Foreign Workers Killed in Saudi Arabia

The deteriorating security situation in Yemen is leading the country down the path to civil war, putting millions of civilians in danger. These risks are not limited to Yemeni civilians, as the Bangladeshi foreign ministry has today confirmed the deaths of two Bangladeshi foreign workers. The workers were employed on a farm near the Saudi-Yemeni border when they were killed by cross-border mortar fire by Houthi rebels.

Currently, Saudi Arabia is leading an Arab League air campaign against Houthi rebels in Yemen. These rebels, together with supporters of ousted Yemeni dictator Saleh (deposed during the 2011 Arab Spring) are fighting the Western supported Hadi government. Complicating matters, Houthi rebels are largely Shi’a Muslims, whereas Saudi Arabia is Sunni. This has led to accusations that the conflict is a sectarian one, with allegations that Shi’a majority Iran is supporting the rebels. Consequently, Saudi involvement has led to shelling attacks by Houthi rebels, resulting in the aforementioned deaths.

Saudi Arabia is highly reliant on foreign labour, with Riyadh sourcing workers from across the Muslim world; notably the Indian sub-continent. Currently some 2.5 million Bangladeshis work in Saudi Arabia, constituting a major segment on the Saudi work-force. Moreover, remittances sent back to Bangladesh are a vital source of income and foreign exchange reserves for the country. During the fiscal year of 2013/14, Bangladesh garnered $14.23 billion in remittances, of which $3.12 billion were from Saudi Arabia.
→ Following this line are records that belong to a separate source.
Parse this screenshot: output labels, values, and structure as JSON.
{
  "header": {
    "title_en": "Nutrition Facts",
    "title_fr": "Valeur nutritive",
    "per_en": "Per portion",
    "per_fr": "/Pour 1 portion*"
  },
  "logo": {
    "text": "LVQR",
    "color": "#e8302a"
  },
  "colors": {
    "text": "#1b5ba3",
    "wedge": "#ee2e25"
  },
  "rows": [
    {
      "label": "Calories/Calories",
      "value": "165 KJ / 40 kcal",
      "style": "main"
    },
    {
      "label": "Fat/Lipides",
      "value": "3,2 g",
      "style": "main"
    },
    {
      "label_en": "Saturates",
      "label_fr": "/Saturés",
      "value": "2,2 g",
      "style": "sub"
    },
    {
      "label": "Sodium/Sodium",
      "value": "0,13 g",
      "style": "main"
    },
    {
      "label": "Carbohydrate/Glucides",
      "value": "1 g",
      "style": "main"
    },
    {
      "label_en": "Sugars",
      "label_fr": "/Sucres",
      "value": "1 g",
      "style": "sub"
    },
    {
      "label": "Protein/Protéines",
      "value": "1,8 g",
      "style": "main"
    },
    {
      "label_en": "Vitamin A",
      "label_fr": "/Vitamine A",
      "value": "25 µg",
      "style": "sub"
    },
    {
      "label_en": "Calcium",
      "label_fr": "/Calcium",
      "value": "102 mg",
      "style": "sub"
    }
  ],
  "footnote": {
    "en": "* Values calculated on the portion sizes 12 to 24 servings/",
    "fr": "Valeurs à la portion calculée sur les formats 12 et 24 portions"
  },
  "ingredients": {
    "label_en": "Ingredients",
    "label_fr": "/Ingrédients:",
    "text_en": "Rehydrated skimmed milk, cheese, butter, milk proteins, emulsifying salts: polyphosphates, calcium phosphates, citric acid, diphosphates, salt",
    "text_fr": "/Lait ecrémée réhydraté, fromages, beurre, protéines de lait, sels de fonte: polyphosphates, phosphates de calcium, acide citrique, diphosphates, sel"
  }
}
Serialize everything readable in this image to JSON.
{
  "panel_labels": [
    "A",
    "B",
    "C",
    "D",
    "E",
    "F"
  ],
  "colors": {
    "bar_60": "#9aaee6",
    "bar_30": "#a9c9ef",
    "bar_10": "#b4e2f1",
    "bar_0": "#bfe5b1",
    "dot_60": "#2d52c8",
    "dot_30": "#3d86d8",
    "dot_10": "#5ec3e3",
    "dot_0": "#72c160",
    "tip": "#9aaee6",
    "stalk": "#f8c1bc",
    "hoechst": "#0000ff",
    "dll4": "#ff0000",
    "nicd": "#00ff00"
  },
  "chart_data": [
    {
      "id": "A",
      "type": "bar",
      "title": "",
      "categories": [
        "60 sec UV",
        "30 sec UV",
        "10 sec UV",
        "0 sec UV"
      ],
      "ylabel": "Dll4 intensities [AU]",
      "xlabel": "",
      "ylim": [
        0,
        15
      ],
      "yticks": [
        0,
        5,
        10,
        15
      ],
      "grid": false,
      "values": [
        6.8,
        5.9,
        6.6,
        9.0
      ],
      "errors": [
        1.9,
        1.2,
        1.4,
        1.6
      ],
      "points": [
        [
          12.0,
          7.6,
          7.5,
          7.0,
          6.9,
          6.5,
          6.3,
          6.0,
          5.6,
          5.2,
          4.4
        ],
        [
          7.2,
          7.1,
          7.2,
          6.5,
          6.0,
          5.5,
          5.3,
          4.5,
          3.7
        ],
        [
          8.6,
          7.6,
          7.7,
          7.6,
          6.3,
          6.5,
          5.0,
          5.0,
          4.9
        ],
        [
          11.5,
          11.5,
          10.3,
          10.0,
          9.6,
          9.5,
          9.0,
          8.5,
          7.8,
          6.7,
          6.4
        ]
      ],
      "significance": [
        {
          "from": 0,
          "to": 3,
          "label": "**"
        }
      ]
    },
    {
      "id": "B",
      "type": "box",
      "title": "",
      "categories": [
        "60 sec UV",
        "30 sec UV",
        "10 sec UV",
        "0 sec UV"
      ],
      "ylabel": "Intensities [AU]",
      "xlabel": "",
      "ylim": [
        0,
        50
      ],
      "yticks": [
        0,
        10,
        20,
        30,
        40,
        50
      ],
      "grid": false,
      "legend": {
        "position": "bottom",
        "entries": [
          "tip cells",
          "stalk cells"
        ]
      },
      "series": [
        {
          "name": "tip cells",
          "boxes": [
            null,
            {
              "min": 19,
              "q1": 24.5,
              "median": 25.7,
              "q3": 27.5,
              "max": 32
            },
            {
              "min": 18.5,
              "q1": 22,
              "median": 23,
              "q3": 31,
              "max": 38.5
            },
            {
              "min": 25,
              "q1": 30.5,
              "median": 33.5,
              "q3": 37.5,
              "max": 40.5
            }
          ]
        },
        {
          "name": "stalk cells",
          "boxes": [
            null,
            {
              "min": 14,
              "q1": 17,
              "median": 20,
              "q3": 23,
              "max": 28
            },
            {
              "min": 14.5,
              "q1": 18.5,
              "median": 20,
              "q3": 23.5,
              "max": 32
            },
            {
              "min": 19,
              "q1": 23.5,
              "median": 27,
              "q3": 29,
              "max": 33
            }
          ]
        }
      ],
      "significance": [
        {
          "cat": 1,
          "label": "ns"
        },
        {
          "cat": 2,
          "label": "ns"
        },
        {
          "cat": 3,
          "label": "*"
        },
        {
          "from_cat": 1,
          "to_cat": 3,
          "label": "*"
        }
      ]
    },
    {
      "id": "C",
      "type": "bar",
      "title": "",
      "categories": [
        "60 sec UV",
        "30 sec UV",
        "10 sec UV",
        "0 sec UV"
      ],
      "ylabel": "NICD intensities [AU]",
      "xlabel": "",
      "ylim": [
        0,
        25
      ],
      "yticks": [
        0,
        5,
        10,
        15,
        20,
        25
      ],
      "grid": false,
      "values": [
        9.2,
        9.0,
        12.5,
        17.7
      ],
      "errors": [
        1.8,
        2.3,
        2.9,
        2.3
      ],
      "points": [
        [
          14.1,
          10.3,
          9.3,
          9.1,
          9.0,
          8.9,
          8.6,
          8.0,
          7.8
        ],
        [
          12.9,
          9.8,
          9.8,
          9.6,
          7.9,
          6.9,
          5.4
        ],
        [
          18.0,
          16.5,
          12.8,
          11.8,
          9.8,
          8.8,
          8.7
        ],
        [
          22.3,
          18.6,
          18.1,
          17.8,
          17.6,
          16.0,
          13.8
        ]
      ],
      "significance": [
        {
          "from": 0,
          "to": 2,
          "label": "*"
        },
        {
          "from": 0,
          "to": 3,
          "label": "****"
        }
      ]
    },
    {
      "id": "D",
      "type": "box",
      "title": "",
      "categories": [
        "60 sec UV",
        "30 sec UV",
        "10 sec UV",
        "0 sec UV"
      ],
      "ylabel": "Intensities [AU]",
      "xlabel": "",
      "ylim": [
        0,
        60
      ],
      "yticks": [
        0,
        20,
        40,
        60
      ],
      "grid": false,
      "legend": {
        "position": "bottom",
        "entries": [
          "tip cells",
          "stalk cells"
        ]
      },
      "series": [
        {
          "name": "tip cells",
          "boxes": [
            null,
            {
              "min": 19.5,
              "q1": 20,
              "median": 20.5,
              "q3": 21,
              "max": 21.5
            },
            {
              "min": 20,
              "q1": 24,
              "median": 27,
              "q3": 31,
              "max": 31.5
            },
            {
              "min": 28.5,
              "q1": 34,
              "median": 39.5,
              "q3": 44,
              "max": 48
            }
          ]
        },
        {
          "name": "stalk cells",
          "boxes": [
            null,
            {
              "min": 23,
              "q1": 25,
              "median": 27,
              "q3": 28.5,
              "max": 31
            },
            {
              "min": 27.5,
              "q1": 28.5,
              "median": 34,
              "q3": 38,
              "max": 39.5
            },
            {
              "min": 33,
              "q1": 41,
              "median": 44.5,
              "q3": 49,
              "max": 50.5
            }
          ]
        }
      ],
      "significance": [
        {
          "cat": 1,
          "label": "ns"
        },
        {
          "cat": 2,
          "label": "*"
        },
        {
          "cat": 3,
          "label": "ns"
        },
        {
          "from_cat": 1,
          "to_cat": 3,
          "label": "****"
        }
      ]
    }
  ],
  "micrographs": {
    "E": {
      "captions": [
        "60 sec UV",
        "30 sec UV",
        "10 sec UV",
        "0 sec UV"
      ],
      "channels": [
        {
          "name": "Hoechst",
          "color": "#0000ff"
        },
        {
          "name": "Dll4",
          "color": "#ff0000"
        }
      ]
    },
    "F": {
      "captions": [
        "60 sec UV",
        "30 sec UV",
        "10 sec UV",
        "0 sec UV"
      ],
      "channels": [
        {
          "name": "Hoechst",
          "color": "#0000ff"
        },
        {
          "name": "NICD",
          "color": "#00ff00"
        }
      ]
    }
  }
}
The killing of these two Bangladeshi workers could have larger impacts, as foreign workers may become reluctant to work in Saudi Arabia for fear of being assigned jobs close to the border. Fighting in Yemen is already impacting the labour market in Saudi Arabia, as traditionally Yemen has been one of the main source countries for foreign workers in Saudi Arabia. Lacking the usual Yemeni workers, Saudi Arabia has had to increase quotas from other countries in Asia, thus increasing labour costs and impacting the Saudi bottom line. A further restriction in the labour market could undermine the stability of the economy, which due to low oil prices is already weakened.